Fortson v. Thompson
This text of 2025 NY Slip Op 03277 (Fortson v. Thompson) is published on Counsel Stack Legal Research, covering Appellate Division of the Supreme Court of the State of New York primary law. Counsel Stack provides free access to over 12 million legal documents including statutes, case law, regulations, and constitutions.
Opinion
| Fortson v Thompson |
| 2025 NY Slip Op 03277 |
| Decided on June 03, 2025 |
| Appellate Division, First Department |
| Published by New York State Law Reporting Bureau pursuant to Judiciary Law § 431. |
| This opinion is uncorrected and subject to revision before publication in the Official Reports. |
Decided and Entered: June 03, 2025
Before: Webber, J.P., Gesmer, Rodriguez, Higgitt, O'Neill Levy, JJ.
Index No. 31232/19|Appeal No. 4516|Case No. 2025-00518|
v
Junior A. Thompson et al., Defendants-Appellants.
Methfessel & Werbel, New York (Fredric P. Gallin of counsel), for appellants.
Gair, Gair, Conason, Rubinowitz, Bloom, Hershenhorn, Steigman & Mackauf, New York (Michelle Levine of counsel), for respondent.
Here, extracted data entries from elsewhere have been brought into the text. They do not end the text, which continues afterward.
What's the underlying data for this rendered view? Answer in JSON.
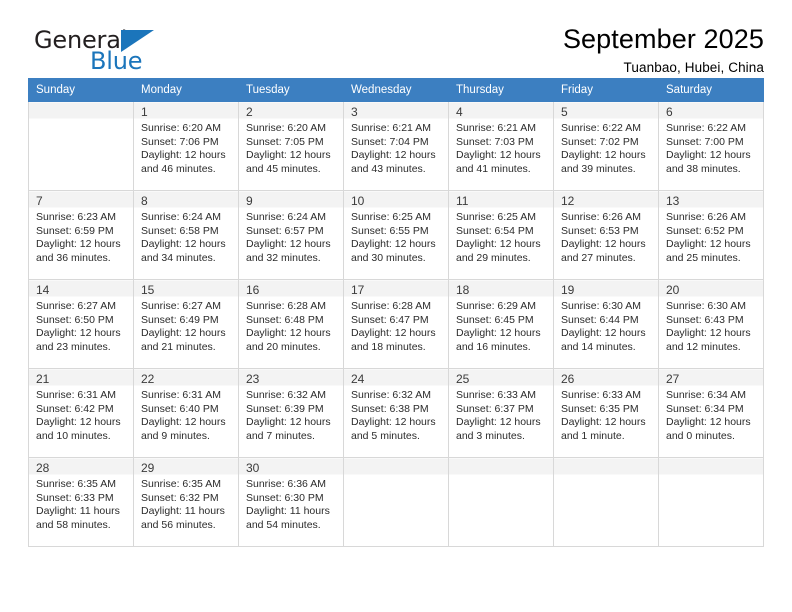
{
  "brand": {
    "name_top": "General",
    "name_bottom": "Blue",
    "triangle_icon": "triangle-icon",
    "accent_color": "#1b75bb"
  },
  "header": {
    "title": "September 2025",
    "subtitle": "Tuanbao, Hubei, China"
  },
  "calendar": {
    "header_bg": "#3c7fc1",
    "weekday_headers": [
      "Sunday",
      "Monday",
      "Tuesday",
      "Wednesday",
      "Thursday",
      "Friday",
      "Saturday"
    ],
    "weeks": [
      [
        {
          "day": "",
          "info": ""
        },
        {
          "day": "1",
          "info": "Sunrise: 6:20 AM\nSunset: 7:06 PM\nDaylight: 12 hours\nand 46 minutes."
        },
        {
          "day": "2",
          "info": "Sunrise: 6:20 AM\nSunset: 7:05 PM\nDaylight: 12 hours\nand 45 minutes."
        },
        {
          "day": "3",
          "info": "Sunrise: 6:21 AM\nSunset: 7:04 PM\nDaylight: 12 hours\nand 43 minutes."
        },
        {
          "day": "4",
          "info": "Sunrise: 6:21 AM\nSunset: 7:03 PM\nDaylight: 12 hours\nand 41 minutes."
        },
        {
          "day": "5",
          "info": "Sunrise: 6:22 AM\nSunset: 7:02 PM\nDaylight: 12 hours\nand 39 minutes."
        },
        {
          "day": "6",
          "info": "Sunrise: 6:22 AM\nSunset: 7:00 PM\nDaylight: 12 hours\nand 38 minutes."
        }
      ],
      [
        {
          "day": "7",
          "info": "Sunrise: 6:23 AM\nSunset: 6:59 PM\nDaylight: 12 hours\nand 36 minutes."
        },
        {
          "day": "8",
          "info": "Sunrise: 6:24 AM\nSunset: 6:58 PM\nDaylight: 12 hours\nand 34 minutes."
        },
        {
          "day": "9",
          "info": "Sunrise: 6:24 AM\nSunset: 6:57 PM\nDaylight: 12 hours\nand 32 minutes."
        },
        {
          "day": "10",
          "info": "Sunrise: 6:25 AM\nSunset: 6:55 PM\nDaylight: 12 hours\nand 30 minutes."
        },
        {
          "day": "11",
          "info": "Sunrise: 6:25 AM\nSunset: 6:54 PM\nDaylight: 12 hours\nand 29 minutes."
        },
        {
          "day": "12",
          "info": "Sunrise: 6:26 AM\nSunset: 6:53 PM\nDaylight: 12 hours\nand 27 minutes."
        },
        {
          "day": "13",
          "info": "Sunrise: 6:26 AM\nSunset: 6:52 PM\nDaylight: 12 hours\nand 25 minutes."
        }
      ],
      [
        {
          "day": "14",
          "info": "Sunrise: 6:27 AM\nSunset: 6:50 PM\nDaylight: 12 hours\nand 23 minutes."
        },
        {
          "day": "15",
          "info": "Sunrise: 6:27 AM\nSunset: 6:49 PM\nDaylight: 12 hours\nand 21 minutes."
        },
        {
          "day": "16",
          "info": "Sunrise: 6:28 AM\nSunset: 6:48 PM\nDaylight: 12 hours\nand 20 minutes."
        },
        {
          "day": "17",
          "info": "Sunrise: 6:28 AM\nSunset: 6:47 PM\nDaylight: 12 hours\nand 18 minutes."
        },
        {
          "day": "18",
          "info": "Sunrise: 6:29 AM\nSunset: 6:45 PM\nDaylight: 12 hours\nand 16 minutes."
        },
        {
          "day": "19",
          "info": "Sunrise: 6:30 AM\nSunset: 6:44 PM\nDaylight: 12 hours\nand 14 minutes."
        },
        {
          "day": "20",
          "info": "Sunrise: 6:30 AM\nSunset: 6:43 PM\nDaylight: 12 hours\nand 12 minutes."
        }
      ],
      [
        {
          "day": "21",
          "info": "Sunrise: 6:31 AM\nSunset: 6:42 PM\nDaylight: 12 hours\nand 10 minutes."
        },
        {
          "day": "22",
          "info": "Sunrise: 6:31 AM\nSunset: 6:40 PM\nDaylight: 12 hours\nand 9 minutes."
        },
        {
          "day": "23",
          "info": "Sunrise: 6:32 AM\nSunset: 6:39 PM\nDaylight: 12 hours\nand 7 minutes."
        },
        {
          "day": "24",
          "info": "Sunrise: 6:32 AM\nSunset: 6:38 PM\nDaylight: 12 hours\nand 5 minutes."
        },
        {
          "day": "25",
          "info": "Sunrise: 6:33 AM\nSunset: 6:37 PM\nDaylight: 12 hours\nand 3 minutes."
        },
        {
          "day": "26",
          "info": "Sunrise: 6:33 AM\nSunset: 6:35 PM\nDaylight: 12 hours\nand 1 minute."
        },
        {
          "day": "27",
          "info": "Sunrise: 6:34 AM\nSunset: 6:34 PM\nDaylight: 12 hours\nand 0 minutes."
        }
      ],
      [
        {
          "day": "28",
          "info": "Sunrise: 6:35 AM\nSunset: 6:33 PM\nDaylight: 11 hours\nand 58 minutes."
        },
        {
          "day": "29",
          "info": "Sunrise: 6:35 AM\nSunset: 6:32 PM\nDaylight: 11 hours\nand 56 minutes."
        },
        {
          "day": "30",
          "info": "Sunrise: 6:36 AM\nSunset: 6:30 PM\nDaylight: 11 hours\nand 54 minutes."
        },
        {
          "day": "",
          "info": ""
        },
        {
          "day": "",
          "info": ""
        },
        {
          "day": "",
          "info": ""
        },
        {
          "day": "",
          "info": ""
        }
      ]
    ]
  }
}
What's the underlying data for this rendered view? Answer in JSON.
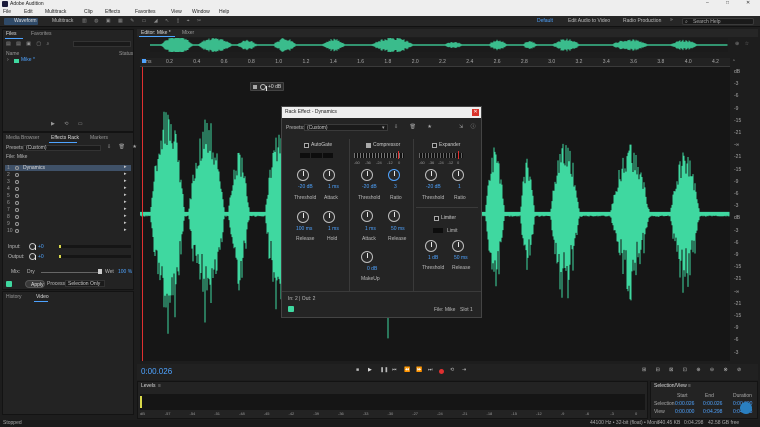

Order, Supreme Court, Bronx County (Patsy Gouldborne, J.), entered January 14, 2025, which denied defendants' motion for summary judgment dismissing the complaint, unanimously modified, on the law, to grant defendants partial summary judgment on the issue of plaintiff's comparative fault, and otherwise affirmed, without costs.
Plaintiff was struck by a garbage truck owned by defendant Action Carting Environmental Services, Inc., and driven by defendant Junior A. Thompson, as she attempted to cross in front of the truck at an intersection shortly after the light changed to green in the driver's favor. Supreme Court properly found triable issues of fact as to whether defendants were negligent, based on Thompson's deposition testimony that he should have checked his mirrors before proceeding into the intersection and based on the conflicting expert reports about whether Thompson could have seen plaintiff prior to the accident and whether he operated the garbage truck in an attentive and reasonable manner.
However, as conceded by plaintiff, defendants should have been granted partial summary judgment on the issue of plaintiff's comparative fault. The uncontroverted facts were that plaintiff was walking on the roadway, crossing the street outside of a crosswalk, and failed to yield the right of way to defendants' truck (see Leathers v Approved Oil Co. of Brooklyn, Inc., 212 AD3d 482, 482 [1st Dept 2023]). The extent to which the parties were comparatively negligent will be determined at trial (see Rodriguez v City of New York, 31 NY3d 312, 323-324 [2018]).
We have considered the remaining contentions and find them unavailing.
THIS CONSTITUTES THE DECISION AND ORDER OF THE SUPREME COURT, APPELLATE DIVISION, FIRST DEPARTMENT.